The discovery process of Mr. Bates's trial begins next month, and so we'll have to wait till then to see if the police ever found anything useful on his Echo.  In the meantime, if you have a personal digital assistant, watch what you say around it.  It might rat on you.

Sources:  I came across the Collins murder case in David Pogue's column "Your Echo is Listening," in Scientific American (March 2017), p. 28.  I also referred to Holly Howell's article "Is Evidence Gathered from 'Smart' Devices the New Way to Catch Dumb Criminals?" in the Cumberland Trial Journal at http://www.cumberlandtrialjournal.com/is-evidence-gathered-from-smart-devices-the-new-way-to-catch-dumb-criminals/.

1 comment:

  1. I call this the Geek Syndrome, although a better name is needed. It's easily explained. Those attracted to technology are often those who have trouble understanding and thus empathizing with others. Machines, particularly computers, make more sense to them than people. Asperger's Syndrome illustrates that.

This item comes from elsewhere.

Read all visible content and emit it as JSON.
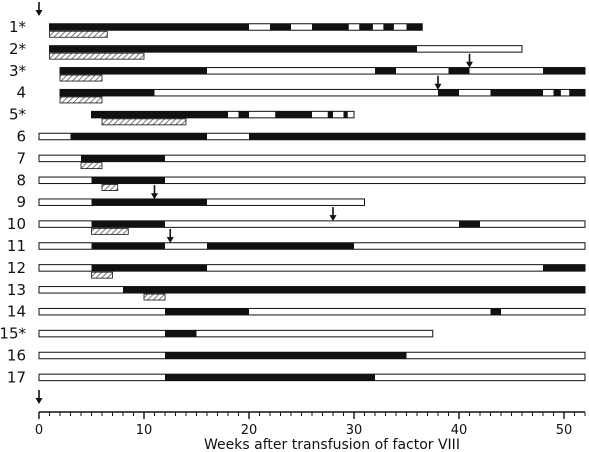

    Faced with a moral dilemma, their instinctive urge is to favor the machine and, by implication, any business interests they might have selling and profiting from those machines. In their depersonalized minds, their precious iPhone or Echo is being 'violated' by these FBI or police requests for information. Never mind that there are murdered people and criminals needing exposure.

    In this case, the opposite is also illustrated by events. Not being geekish, those who work for power companies have no problem with a virtually identical request. Unlike Tim Cook's attitude toward his company's smartphone, power company executives don't regard their smartmeters as sacred objects needing protection from 'violation' by law enforcement.

    Read biographies and follow news stories and you'll see that Geek Syndrome illustrated all too well in the lives of technocrats such as Steve Jobs, Tim Cook, Bill Gates, and in this case Jeff Bezos. They really do find it easier to "feel the pain" of their gadgets than that of people. The fog of words they create about privacy only partially conceals their anti-human bias.

    You see something similar in various efforts to rid society of many jobs. These tech-rich would be furious if the corporate world replaced their highly paid position with machines. But they're almost giddy with delight at putting burly truck drivers out of work. These people resent those who work at the more 'manly' jobs, including truck driving, construction, mining, well drilling and the military.